KEEP (Kakamega
Environmental
Education
Program) is a registered community-based organization based in the
Kakamega
Forest in western Kenya. KEEP was started by Wilberforce Okeka, a
local man with an
8th
grade education who is devoted to making a difference in people’s
attitudes
about the forest near their homes, with the longer term goal of
ensuring
the forest’s survival into the coming decades. KEEP’s philosophy
follows
the Senegalese ecologist, Baba Dioum, who said: "ln the end we will
conserve
only what we love. We love only what we understand. We will understand
only
what we are taught".
KEEP’s goal
is to educate local
people, especially children and
adolescents,
who live in and around the Kakamega Forest about the fabulous ecosystem
in
their ‘backyard’, and to teach them the importance of conserving
it.
As all teachers are local people working on a voluntary basis, the
program
also provides local people, and especially the young, with positive
role
models concerned with conservation. It is hoped that the
burgeoning
enthusiasm and knowledge of the children will spread to parents,
teachers,
and neighbors.
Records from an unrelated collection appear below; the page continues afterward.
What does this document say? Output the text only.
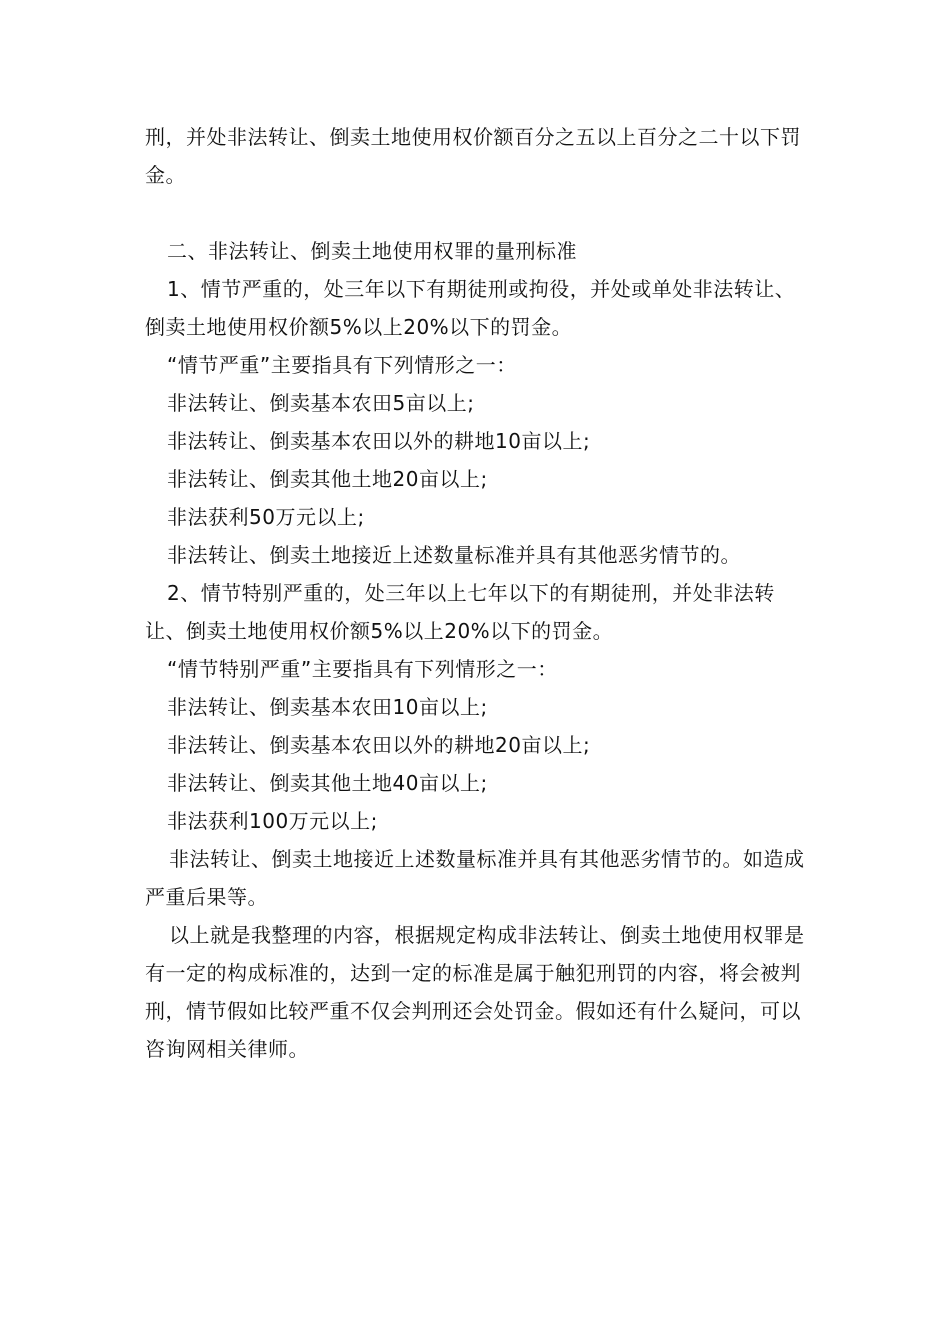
刑，并处非法转让、倒卖土地使用权价额百分之五以上百分之二十以下罚金。

二、非法转让、倒卖土地使用权罪的量刑标准

1、情节严重的，处三年以下有期徒刑或拘役，并处或单处非法转让、倒卖土地使用权价额5%以上20%以下的罚金。

“情节严重”主要指具有下列情形之一：

非法转让、倒卖基本农田5亩以上;

非法转让、倒卖基本农田以外的耕地10亩以上;

非法转让、倒卖其他土地20亩以上;

非法获利50万元以上;

非法转让、倒卖土地接近上述数量标准并具有其他恶劣情节的。

2、情节特别严重的，处三年以上七年以下的有期徒刑，并处非法转让、倒卖土地使用权价额5%以上20%以下的罚金。

“情节特别严重”主要指具有下列情形之一：

非法转让、倒卖基本农田10亩以上;

非法转让、倒卖基本农田以外的耕地20亩以上;

非法转让、倒卖其他土地40亩以上;

非法获利100万元以上;

非法转让、倒卖土地接近上述数量标准并具有其他恶劣情节的。如造成严重后果等。

以上就是我整理的内容，根据规定构成非法转让、倒卖土地使用权罪是有一定的构成标准的，达到一定的标准是属于触犯刑罚的内容，将会被判刑，情节假如比较严重不仅会判刑还会处罚金。假如还有什么疑问，可以咨询网相关律师。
KEEP has also become involved in facilitating
lifestyle
changes that relieve pressure on the forest, including tree planting,
income
generation from cultivation of forest products, and fuel-efficient
cooking
technology. Some of this work involves collaboration with local
conservation,
research and service institutions in Kenya.

While KEEP is an
independent
organization, it functions only with the
full
collaboration of the Kenya Forest Service (a parastatal organization
becoming independent from the Kenya government as of 2007)
and the Kenya Wildlife Service (another parastatal
organization).
The
project thus also serves as a model for a community-initiated effort
that
helps to carry out national goals.
I have been
helping KEEP in two main
ways. First, I have advised
KEEP
members in their development of a children’s education program.
Second,
I have been active in fundraising, both to construct conservation
education
centers (three so far) and to provide educational materials (a library
of
books,
magazines and teacher’s manuals, microscopes, etc).